Scotland’s once-great sugar industry could be set for revival as the search scales up for new ways to curb greenhouse gas emissions.

A cross-industry steering group has been talking to farmers about planting sugar beet in the east of Scotland to produce ethanol as a feedstock for chemical manufacturing.

Beet was a sizeable industry in Scotland and a processing plant at Cupar in Fife endured recession and war before it was finally closed on economic grounds in 1971.

Most manufacturing relies heavily on carbon and energy from fossil fuels, producing the carbon dioxide emissions thought to be the major contributor to global warming.
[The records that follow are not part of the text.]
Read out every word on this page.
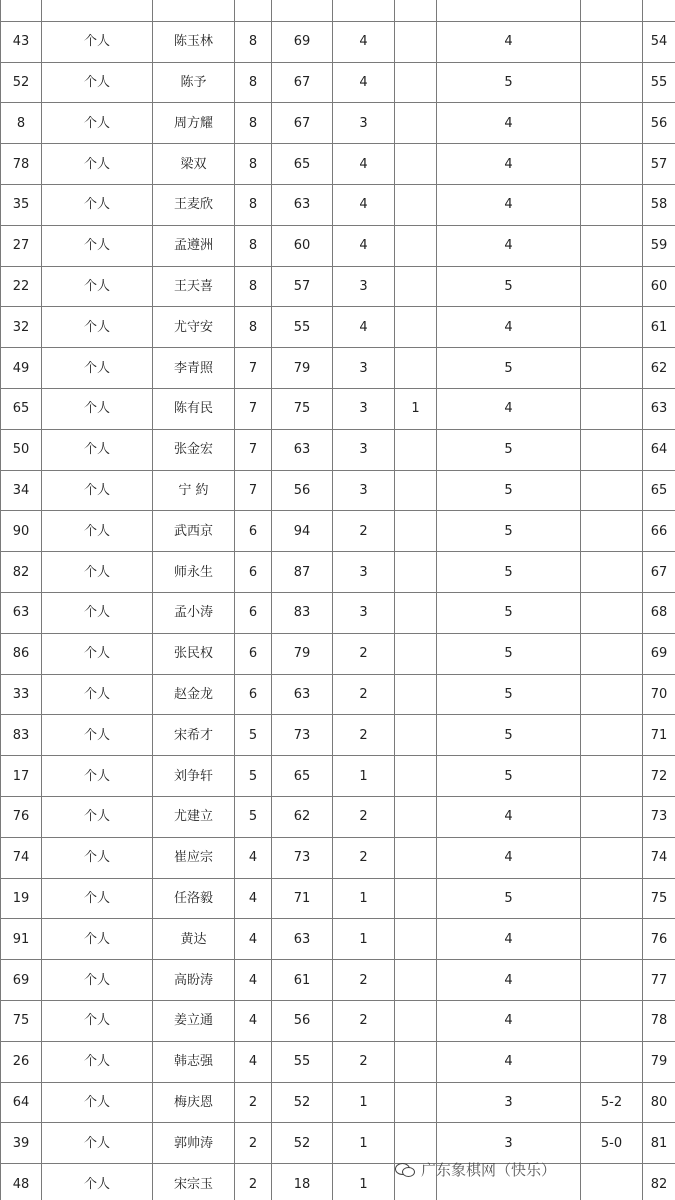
43	个人	陈玉林	8	69	4		4		54
52	个人	陈予	8	67	4		5		55
8	个人	周方耀	8	67	3		4		56
78	个人	梁双	8	65	4		4		57
35	个人	王麦欣	8	63	4		4		58
27	个人	孟遵洲	8	60	4		4		59
22	个人	王天喜	8	57	3		5		60
32	个人	尤守安	8	55	4		4		61
49	个人	李青照	7	79	3		5		62
65	个人	陈有民	7	75	3	1	4		63
50	个人	张金宏	7	63	3		5		64
34	个人	宁 約	7	56	3		5		65
90	个人	武西京	6	94	2		5		66
82	个人	师永生	6	87	3		5		67
63	个人	孟小涛	6	83	3		5		68
86	个人	张民权	6	79	2		5		69
33	个人	赵金龙	6	63	2		5		70
83	个人	宋希才	5	73	2		5		71
17	个人	刘争轩	5	65	1		5		72
76	个人	尤建立	5	62	2		4		73
74	个人	崔应宗	4	73	2		4		74
19	个人	任洛毅	4	71	1		5		75
91	个人	黄达	4	63	1		4		76
69	个人	高盼涛	4	61	2		4		77
75	个人	姜立通	4	56	2		4		78
26	个人	韩志强	4	55	2		4		79
64	个人	梅庆恩	2	52	1		3	5-2	80
39	个人	郭帅涛	2	52	1		3	5-0	81
48	个人	宋宗玉	2	18	1				82

广东象棋网（快乐）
Using carbon sourced from plants, and renewable energy, instead reduces CO2 emissions significantly.

Sugar is converted through fermentation into ethanol, a platform molecule, which can be further converted into a range of bio-based products such as biochemicals, bioplastics and biofuels previously derived from fossil fuel-based petrochemicals.

A report funded by Scottish Enterprise and produced by Industrial Biotechnology Innovation Centre (IBioIC) concluded in November 2021 that growing sugar beet as a net-zero feedstock would create jobs, drive opportunities for agriculture, boost industrial biotechnology and ‘secure a biobased alternative to fossil carbon for Scotland’s manufacturing sector’.

Experts involved in producing the report, Sugar Beet: A Just Transition for the Chemicals Sector and a Net Zero Solution for Manufacturing, have been talking to farmers in Angus and Fife about reviving the crop to help bring about a low-carbon economic transition.

Sugar beet is grown as a break crop, providing a rest from cereal crops that dominate most arable rotations. This provides diversity to help reduce disease, pest and weed levels and to improve soil health.

Trials are being conducted this year to test quality, yield volumes and the effects of harvesting on soil condition in what has been an unusually wet season. Farmers will want to be satisfied that growing the winter crop (a) is consistent with good soil stewardship and (b) would generate sufficient revenue to warrant their involvement.

Farmer feedback has suggested the sugar beet crop margin would need to be higher than alternative break crops to justify the risk of switching to sugar beet that is harvested throughout the winter. The price per tonne of £35 mentioned in the report is likely to be at least £50 or more now, considering rising costs and expected returns more than two years on.

Industry representatives have also been consulted about the possibility of establishing a bioethanol plant to produce nature-based chemicals for the production of plastics and it is through those talks are ongoing.

Developing a new sustainable feedstock would help safeguard some of the thousands of chemical industry jobs, said the report, adding that Grangemouth’s petrochemicals site is home to most of Scotland’s chemical manufacturers.

Petroineos, which owns an oil refinery at the site, is to cease operations there as early as 2025, though the company, a joint venture between the Chinese state-owned oil firm and Ineos, has said it would also explore low-carbon options including refining biofuels there. Ineos was contacted for comment.